"After 12 years living abroad in Berlin and then Madrid, I never imagined returning home to Ireland. However, a breakup, becoming a single parent to a young teen, and growing concerns about my father's health made moving back home something I had to consider. The decision wasn't easy. I worried about uprooting my daughter from the life we'd built in Madrid and returning to a country I'd once been so desperate to leave."
"Like many Western countries, Ireland's housing crisis was at its peak. Moving back would likely mean temporarily living in my childhood home with my older parents - and that certainly felt like a step backward. Still, in other ways, it felt right. My daughter, an only child, saw her extended family only a few times a year, and I believed being closer to them would help her through her parents' breakup and those often-difficult teenage years."
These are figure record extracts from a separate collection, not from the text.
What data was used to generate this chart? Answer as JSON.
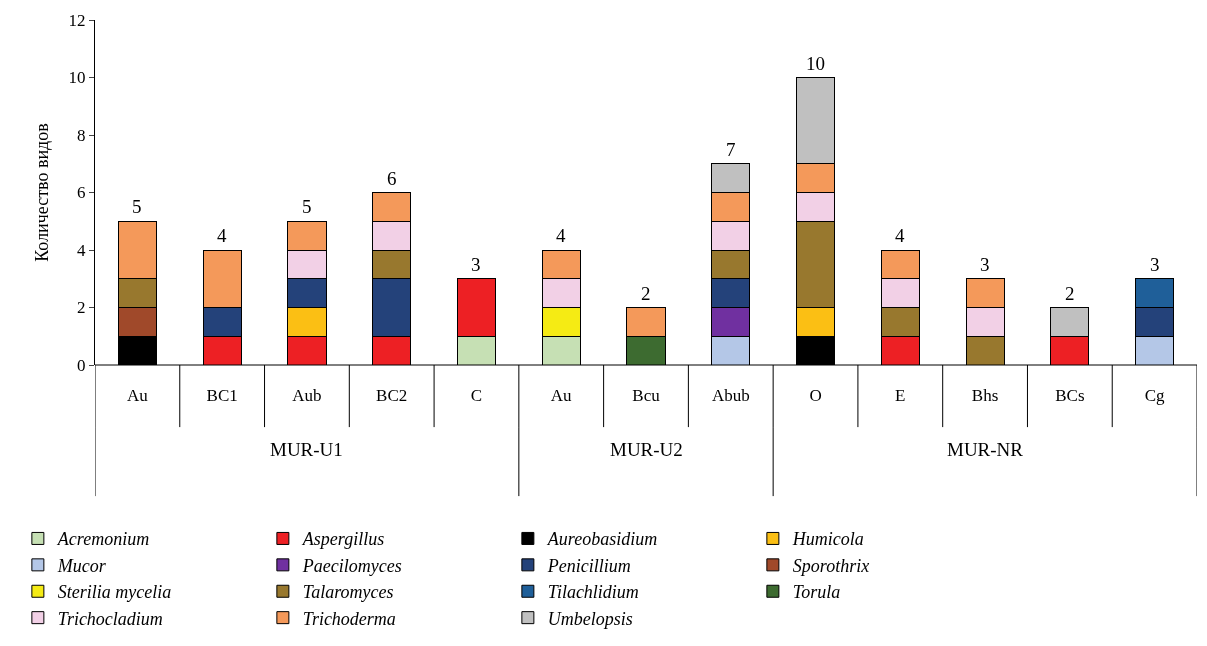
{
  "chart_data": {
    "type": "bar",
    "stacked": true,
    "ylabel": "Количество видов",
    "categories": [
      "Au",
      "BC1",
      "Aub",
      "BC2",
      "C",
      "Au",
      "Bcu",
      "Abub",
      "O",
      "E",
      "Bhs",
      "BCs",
      "Cg"
    ],
    "annotations": [
      "MUR-U1",
      "MUR-U2",
      "MUR-NR"
    ],
    "ylim": [
      0,
      12
    ],
    "yticks": [
      0,
      2,
      4,
      6,
      8,
      10,
      12
    ],
    "legend": "bottom",
    "totals": [
      "5",
      "4",
      "5",
      "6",
      "3",
      "4",
      "2",
      "7",
      "10",
      "4",
      "3",
      "2",
      "3"
    ],
    "series": [
      {
        "name": "Acremonium",
        "color": "#c6e0b4",
        "values": [
          null,
          null,
          null,
          null,
          1,
          1,
          null,
          null,
          null,
          null,
          null,
          null,
          null
        ]
      },
      {
        "name": "Aspergillus",
        "color": "#ed2024",
        "values": [
          null,
          1,
          1,
          1,
          2,
          null,
          null,
          null,
          null,
          1,
          null,
          1,
          null
        ]
      },
      {
        "name": "Aureobasidium",
        "color": "#000000",
        "values": [
          1,
          null,
          null,
          null,
          null,
          null,
          null,
          null,
          1,
          null,
          null,
          null,
          null
        ]
      },
      {
        "name": "Humicola",
        "color": "#fbbf14",
        "values": [
          null,
          null,
          1,
          null,
          null,
          null,
          null,
          null,
          1,
          null,
          null,
          null,
          null
        ]
      },
      {
        "name": "Mucor",
        "color": "#b4c7e7",
        "values": [
          null,
          null,
          null,
          null,
          null,
          null,
          null,
          1,
          null,
          null,
          null,
          null,
          1
        ]
      },
      {
        "name": "Paecilomyces",
        "color": "#7030a0",
        "values": [
          null,
          null,
          null,
          null,
          null,
          null,
          null,
          1,
          null,
          null,
          null,
          null,
          null
        ]
      },
      {
        "name": "Penicillium",
        "color": "#24427a",
        "values": [
          null,
          1,
          1,
          2,
          null,
          null,
          null,
          1,
          null,
          null,
          null,
          null,
          1
        ]
      },
      {
        "name": "Sporothrix",
        "color": "#a0492a",
        "values": [
          1,
          null,
          null,
          null,
          null,
          null,
          null,
          null,
          null,
          null,
          null,
          null,
          null
        ]
      },
      {
        "name": "Sterilia mycelia",
        "color": "#f5eb14",
        "values": [
          null,
          null,
          null,
          null,
          null,
          1,
          null,
          null,
          null,
          null,
          null,
          null,
          null
        ]
      },
      {
        "name": "Talaromyces",
        "color": "#98782e",
        "values": [
          1,
          null,
          null,
          1,
          null,
          null,
          null,
          1,
          3,
          1,
          1,
          null,
          null
        ]
      },
      {
        "name": "Tilachlidium",
        "color": "#1f5f99",
        "values": [
          null,
          null,
          null,
          null,
          null,
          null,
          null,
          null,
          null,
          null,
          null,
          null,
          1
        ]
      },
      {
        "name": "Torula",
        "color": "#3d6b30",
        "values": [
          null,
          null,
          null,
          null,
          null,
          null,
          1,
          null,
          null,
          null,
          null,
          null,
          null
        ]
      },
      {
        "name": "Trichocladium",
        "color": "#f2d0e6",
        "values": [
          null,
          null,
          1,
          1,
          null,
          1,
          null,
          1,
          1,
          1,
          1,
          null,
          null
        ]
      },
      {
        "name": "Trichoderma",
        "color": "#f4995a",
        "values": [
          2,
          2,
          1,
          1,
          null,
          1,
          1,
          1,
          1,
          1,
          1,
          null,
          null
        ]
      },
      {
        "name": "Umbelopsis",
        "color": "#c0c0c0",
        "values": [
          null,
          null,
          null,
          null,
          null,
          null,
          null,
          1,
          3,
          null,
          null,
          1,
          null
        ]
      }
    ]
  }
}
I grew up in Ireland and spent 12 years in Berlin and Madrid. A breakup, becoming a single parent to a young teen, and growing concerns about my father's health prompted a return home. Memories of 1980s Dublin — marked by unemployment, diminishing women's rights, and a deeply conservative church and state — made the choice difficult. Concerns included uprooting my daughter from Madrid's more progressive environment and facing Ireland's housing crisis, likely requiring a temporary return to my childhood home with older parents. Proximity to extended family and the need to support my father, often hospitalized in his late 80s, made the move feel necessary.